CHRISTIE’S FAMOUS LITERARY
creation, the detective Hercule Poirot, explains his approach to crime solving in
Death on
the Nile:
Once I went professionally to an archaeological expedition— and I learnt something there. In the course of an excavation, when something comes out of the ground, everything is cleared away very carefully all around it. You take away the loose earth, and you scrape here and there with a knife until finally your object is there, all alone, ready to be drawn and photographed with no extraneous matter confusing it. That is what I have been seeking to do—clear away the extraneous matter so that we can see the truth—the naked shining truth.”
31
Christie’s love and knowledge of archaeology—such a little known fact about her life—shaped much of her writing. You could say that the archaeological process was at the heart of things. Cleaning away the fluff and confusion that clouds a good story, Christie stabbed at the moment of discovery with all the precision of a carefully wielded spade. She honed her trade through the typewriter while hip-deep in the excavation trenches.

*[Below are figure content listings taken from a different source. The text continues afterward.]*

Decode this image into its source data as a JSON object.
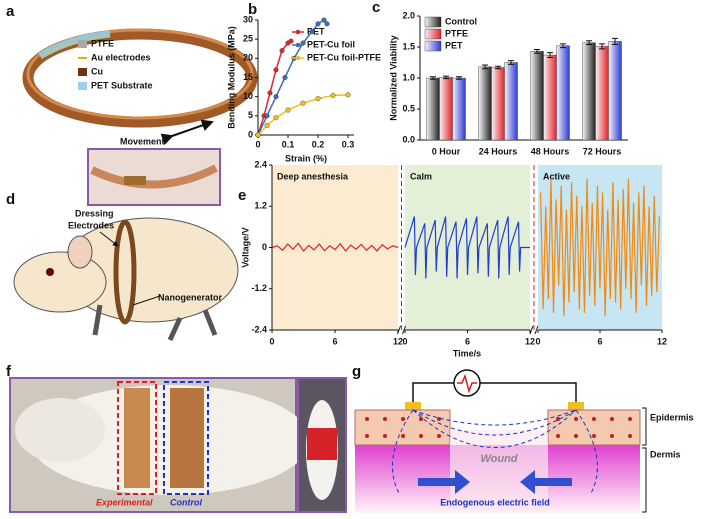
{
  "panels": {
    "a": {
      "letter": "a",
      "legend": [
        "PTFE",
        "Au electrodes",
        "Cu",
        "PET Substrate"
      ],
      "movement": "Movement"
    },
    "d": {
      "letter": "d",
      "dressing": "Dressing",
      "electrodes": "Electrodes",
      "nanogenerator": "Nanogenerator"
    },
    "f": {
      "letter": "f",
      "experimental": "Experimental",
      "control": "Control"
    },
    "g": {
      "letter": "g",
      "epidermis": "Epidermis",
      "dermis": "Dermis",
      "wound": "Wound",
      "field": "Endogenous electric field"
    }
  },
  "chart_data": [
    {
      "panel": "b",
      "type": "line",
      "xlabel": "Strain (%)",
      "ylabel": "Bending Modulus (MPa)",
      "xlim": [
        0,
        0.32
      ],
      "xticks": [
        0,
        0.1,
        0.2,
        0.3
      ],
      "ylim": [
        0,
        30
      ],
      "yticks": [
        0,
        5,
        10,
        15,
        20,
        25,
        30
      ],
      "legend": "upper right",
      "series": [
        {
          "name": "PET",
          "color": "#e0262a",
          "x": [
            0,
            0.02,
            0.04,
            0.06,
            0.08,
            0.1,
            0.11
          ],
          "values": [
            0,
            5,
            11,
            17,
            22,
            24,
            24.5
          ]
        },
        {
          "name": "PET-Cu foil",
          "color": "#3c6fb0",
          "x": [
            0,
            0.03,
            0.06,
            0.09,
            0.12,
            0.15,
            0.18,
            0.2,
            0.22,
            0.23
          ],
          "values": [
            0,
            5,
            10,
            15,
            20,
            24,
            27,
            29,
            30,
            29
          ]
        },
        {
          "name": "PET-Cu foil-PTFE",
          "color": "#f0c020",
          "x": [
            0,
            0.03,
            0.06,
            0.1,
            0.15,
            0.2,
            0.25,
            0.3
          ],
          "values": [
            0,
            2.5,
            4.5,
            6.5,
            8.3,
            9.5,
            10.3,
            10.5
          ]
        }
      ]
    },
    {
      "panel": "c",
      "type": "bar",
      "ylabel": "Normalized Viability",
      "categories": [
        "0 Hour",
        "24 Hours",
        "48 Hours",
        "72 Hours"
      ],
      "ylim": [
        0,
        2
      ],
      "yticks": [
        {
          "value": 0,
          "label": "0.0"
        },
        0.5,
        {
          "value": 1,
          "label": "1.0"
        },
        1.5,
        {
          "value": 2,
          "label": "2.0"
        }
      ],
      "legend": "upper left",
      "series": [
        {
          "name": "Control",
          "color": "#222222",
          "values": [
            1.0,
            1.18,
            1.43,
            1.57
          ],
          "errors": [
            0.02,
            0.03,
            0.03,
            0.03
          ]
        },
        {
          "name": "PTFE",
          "color": "#e8202a",
          "values": [
            1.01,
            1.17,
            1.37,
            1.51
          ],
          "errors": [
            0.02,
            0.02,
            0.04,
            0.04
          ]
        },
        {
          "name": "PET",
          "color": "#2b3bd8",
          "values": [
            1.0,
            1.25,
            1.52,
            1.59
          ],
          "errors": [
            0.02,
            0.03,
            0.03,
            0.05
          ]
        }
      ]
    },
    {
      "panel": "e",
      "type": "signal",
      "xlabel": "Time/s",
      "ylabel": "Voltage/V",
      "ylim": [
        -2.4,
        2.4
      ],
      "yticks": [
        -2.4,
        -1.2,
        0,
        1.2,
        2.4
      ],
      "series": [
        {
          "name": "Deep anesthesia",
          "color": "#e0262a",
          "background": "#fcebd0",
          "xlim": [
            0,
            12
          ],
          "xticks": [
            0,
            6,
            12
          ],
          "x": [
            0,
            0.5,
            1,
            1.5,
            2,
            2.5,
            3,
            3.5,
            4,
            4.5,
            5,
            5.5,
            6,
            6.5,
            7,
            7.5,
            8,
            8.5,
            9,
            9.5,
            10,
            10.5,
            11,
            11.5,
            12
          ],
          "values": [
            0,
            0.05,
            -0.08,
            0.1,
            -0.05,
            0.12,
            -0.1,
            0.06,
            -0.07,
            0.1,
            -0.09,
            0.05,
            -0.06,
            0.11,
            -0.1,
            0.07,
            -0.05,
            0.09,
            -0.08,
            0.06,
            -0.1,
            0.08,
            -0.04,
            0.05,
            0
          ]
        },
        {
          "name": "Calm",
          "color": "#1f3fd0",
          "background": "#e4efd8",
          "xlim": [
            0,
            12
          ],
          "xticks": [
            0,
            6,
            12
          ],
          "x": [
            0,
            0.9,
            1,
            1.1,
            1.9,
            2,
            2.1,
            2.9,
            3,
            3.1,
            3.9,
            4,
            4.1,
            4.9,
            5,
            5.1,
            5.9,
            6,
            6.1,
            6.9,
            7,
            7.1,
            7.9,
            8,
            8.1,
            8.9,
            9,
            9.1,
            9.9,
            10,
            10.1,
            10.9,
            11,
            11.1,
            12
          ],
          "values": [
            0,
            0.9,
            -0.8,
            0,
            0.7,
            -0.9,
            0,
            0.8,
            -0.7,
            0,
            0.9,
            -0.85,
            0,
            0.75,
            -0.9,
            0,
            0.85,
            -0.8,
            0,
            0.9,
            -0.75,
            0,
            0.7,
            -0.85,
            0,
            0.8,
            -0.9,
            0,
            0.9,
            -0.8,
            0,
            0.75,
            -0.7,
            0,
            0
          ]
        },
        {
          "name": "Active",
          "color": "#f08a10",
          "background": "#c7e6f3",
          "xlim": [
            0,
            12
          ],
          "xticks": [
            0,
            6,
            12
          ],
          "x": [
            0.25,
            0.5,
            0.75,
            1,
            1.25,
            1.5,
            1.75,
            2,
            2.25,
            2.5,
            2.75,
            3,
            3.25,
            3.5,
            3.75,
            4,
            4.25,
            4.5,
            4.75,
            5,
            5.25,
            5.5,
            5.75,
            6,
            6.25,
            6.5,
            6.75,
            7,
            7.25,
            7.5,
            7.75,
            8,
            8.25,
            8.5,
            8.75,
            9,
            9.25,
            9.5,
            9.75,
            10,
            10.25,
            10.5,
            10.75,
            11,
            11.25,
            11.5,
            11.75
          ],
          "values": [
            1.6,
            -1.8,
            1.2,
            -1.5,
            2.0,
            -1.9,
            1.4,
            -1.1,
            1.8,
            -2.0,
            1.1,
            -1.6,
            1.9,
            -1.3,
            1.5,
            -1.8,
            1.2,
            -1.9,
            2.0,
            -1.4,
            1.3,
            -1.7,
            1.8,
            -1.2,
            1.6,
            -2.0,
            1.1,
            -1.5,
            1.9,
            -1.6,
            1.4,
            -1.8,
            1.7,
            -1.2,
            2.0,
            -1.5,
            1.3,
            -1.9,
            1.6,
            -1.1,
            1.8,
            -1.7,
            1.2,
            -1.4,
            1.5,
            -1.3,
            0.9
          ]
        }
      ]
    }
  ]
}
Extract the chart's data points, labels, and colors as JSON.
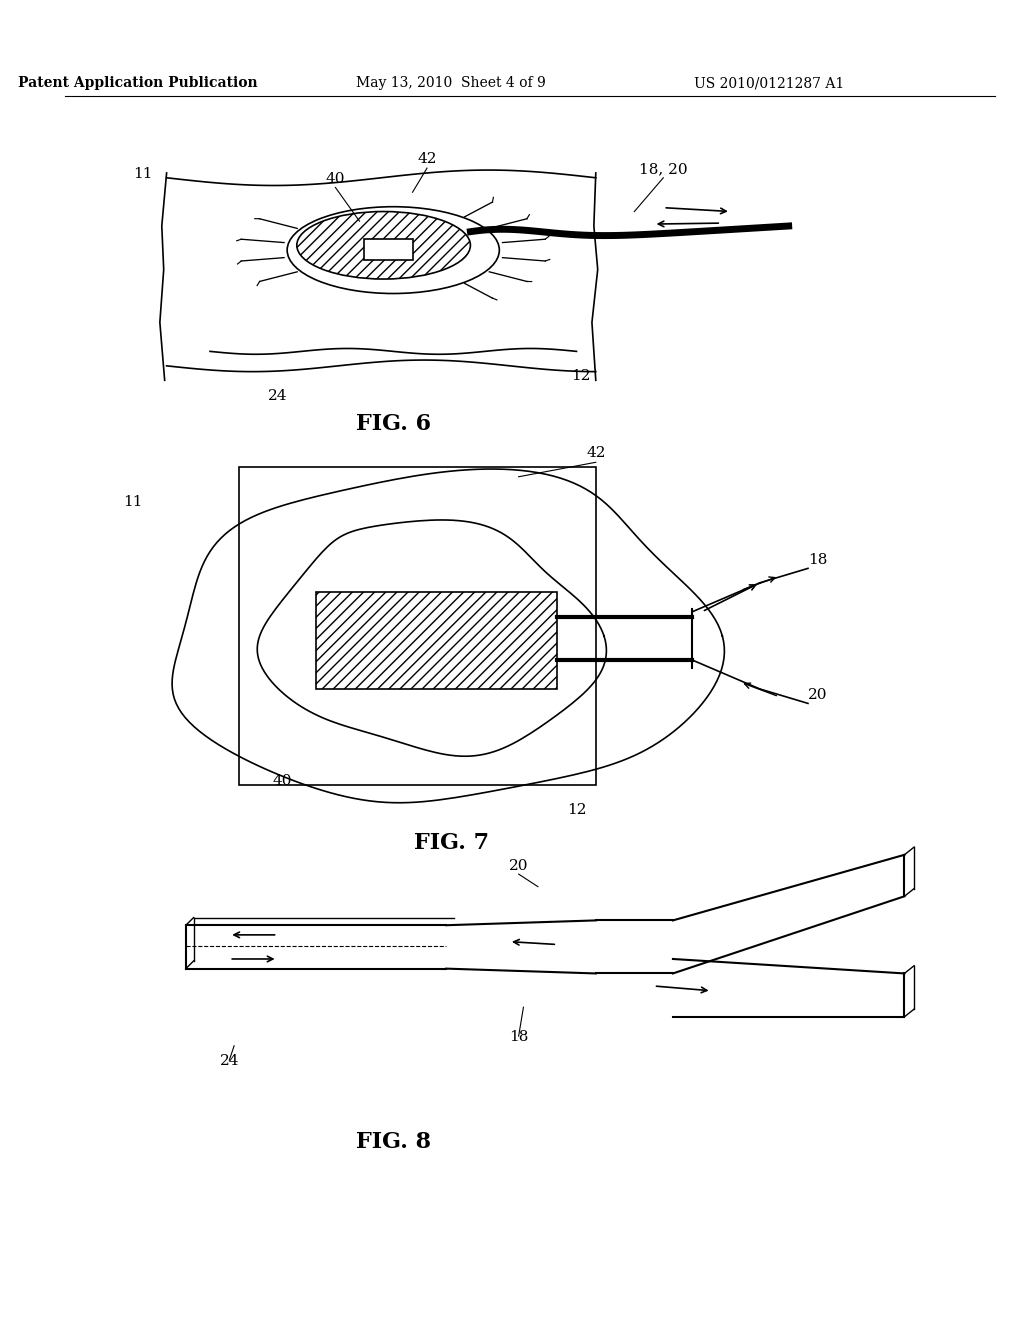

All archaeologists are detectives of the past: they reconstruct events from the clues given in crumbling foundations, a lost gold earring, or the fragment of an inscription. To decipher what happened in a place thousands of years ago requires all the skill and cunning of a private investigator. For what is archaeology if not mystery? And where would archaeology be without the deft literary hand of a great mystery writer?
Agatha Christie was never a proper archaeologist per se; she was never a field director and had no academic publications or university affiliation. But she was its champion and its practitioner. She introduced her readers to the thrills of archaeology—its landscape and its ruins. She also brought her readers into the mind of archaeology, inviting them to interpret the evidence and think critically about a sequence of events, about how one thing leads to another. Christie always felt that she and Max were an excellent match, personally and professionally. The mystery writer and the archaeologist had a lot in common.
The field, the Orient, was where Christie felt she belonged. Although she delighted in spending time back home in England, a bowl of cream in easy reach and a white porcelain tub with hot water at her ready, the desert was her happiness. The stuff of her dreams. Archaeology made her life more beautiful than before. One gray winter in London, still enchanted by the memory of soft desert colors, Christie commissioned a special pair of pajamas for herself. Made of crêpe de chine, the bottoms were apricot like sand and the top was blue like sky.
32
The mystery writer who devoted thirty years of her life to archaeological fieldwork wrapped herself up in the beauty of a Middle Eastern desert and slept in the colors of its sunrise.